Southern California is old, good friends with the Alvin Ailey American Dance Theater, with a rightful claim to a crucial piece of Ailey choreographic history (the Lester Horton connection was forged here) and a revered longtime company member (Matthew Rushing). Ailey concerts have a party atmosphere at the Dorothy Chandler Pavilion — the houses are full of high-spirited, dramatic revelers. Based on the number of giddy, lurching people who came through my row each night, a certain portion of the house was totally pissed during the Ailey run last month.
For better and for worse, the codified audience clapping during the final segment in “Revelations” has set the expectation that ticket holders will share a collaborative moment with the company by the final bell of the evening. On this tour, the communion began sooner, with the Ailey company’s Los Angeles debut of Ohad Naharin’s “Minus 16” (which I reviewed in full for the Los Angeles Times). The spiritual fervor one associates with the company, often dished in syrupy forms, found restoration in Naharin’s grungy and impassioned shakedown. And in the latter half of the piece, when a handful of audience members were invited onstage with the dancers, the work’s smart theatrical beauty carried the whole auditorium to a new level of intimacy with the troupe.
Ailey’s Los Angeles debut of Jiří Kylián’s “Petit Mort” was also cheered, but in a way that bugged me. Why don’t I trust that the crowd appreciated the piece for its aesthetic gifts? Perhaps because the dance audiences at the Music Center seem to go wild with relief for any eroticism onstage, as if watching anything besides silky slithering at a dance concert is some painful, dutiful act. (On the Joffrey’s program in February, which presented the 100the anniversary of “Rite of Spring” to average applause, the whoops and hollers for Christopher Wheeldon’s tangled duet in “After the Rain” were over the top, with patrons leaping to their feet to cheer.)

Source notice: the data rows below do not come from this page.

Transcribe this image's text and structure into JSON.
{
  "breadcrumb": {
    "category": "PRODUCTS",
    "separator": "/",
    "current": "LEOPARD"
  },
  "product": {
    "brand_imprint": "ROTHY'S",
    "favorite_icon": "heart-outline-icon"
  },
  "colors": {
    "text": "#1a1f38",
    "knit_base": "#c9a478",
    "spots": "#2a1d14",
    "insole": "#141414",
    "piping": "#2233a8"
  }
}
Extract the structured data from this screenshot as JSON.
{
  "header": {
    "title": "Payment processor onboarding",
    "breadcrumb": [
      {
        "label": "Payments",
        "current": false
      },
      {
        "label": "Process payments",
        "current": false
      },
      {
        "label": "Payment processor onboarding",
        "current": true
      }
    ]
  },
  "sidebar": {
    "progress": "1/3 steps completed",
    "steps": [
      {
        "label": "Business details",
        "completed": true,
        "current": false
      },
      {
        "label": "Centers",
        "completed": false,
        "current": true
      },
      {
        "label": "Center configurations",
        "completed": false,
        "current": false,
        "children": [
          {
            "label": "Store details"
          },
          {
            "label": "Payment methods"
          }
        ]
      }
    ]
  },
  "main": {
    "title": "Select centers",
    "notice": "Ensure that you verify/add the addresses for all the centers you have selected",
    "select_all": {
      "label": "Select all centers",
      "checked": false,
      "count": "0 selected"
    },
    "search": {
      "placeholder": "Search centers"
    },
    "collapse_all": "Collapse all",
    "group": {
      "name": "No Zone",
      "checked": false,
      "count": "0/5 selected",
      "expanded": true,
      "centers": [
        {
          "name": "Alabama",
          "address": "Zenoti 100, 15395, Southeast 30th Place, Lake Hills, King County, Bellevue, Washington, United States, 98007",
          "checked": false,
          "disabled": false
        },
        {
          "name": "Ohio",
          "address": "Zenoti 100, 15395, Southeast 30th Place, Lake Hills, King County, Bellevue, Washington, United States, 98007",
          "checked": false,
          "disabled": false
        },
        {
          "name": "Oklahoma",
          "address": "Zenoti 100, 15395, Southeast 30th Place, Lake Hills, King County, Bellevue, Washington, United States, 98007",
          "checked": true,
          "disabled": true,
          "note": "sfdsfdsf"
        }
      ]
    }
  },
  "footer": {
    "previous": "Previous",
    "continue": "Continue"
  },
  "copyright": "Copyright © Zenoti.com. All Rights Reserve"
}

Clearly, artistic director Robert Battle has Ailey devotees forefront in his mind. Ever since the 50th anniversary of “Revelations” in 2010, there’s been no bill that’s required audiences to forge an evening without that extraordinary, lasting work. It’s working great for ticket sales as well as showing up Ailey’s consummate choreographic strength. For it seems that no matter what choreographic detail shines in the nourishing repertory Battle brings in (from new work by Kyle Abraham or company firsts tackling Paul Taylor and Ohad Naharin) you can find that same special structure visible, as well, somewhere inside “Revelations.” Yet that echo, in turn, refers one back to the new repertory’s beauty one more time. Thus what seems like a resignation from Battle (that there can be no program without “Revelations”) actually feels like the reverse. By having us look at Naharin and others alongside Ailey, he’s showing a little bit of everyone inside of Ailey and a little bit of Ailey inside of everyone else.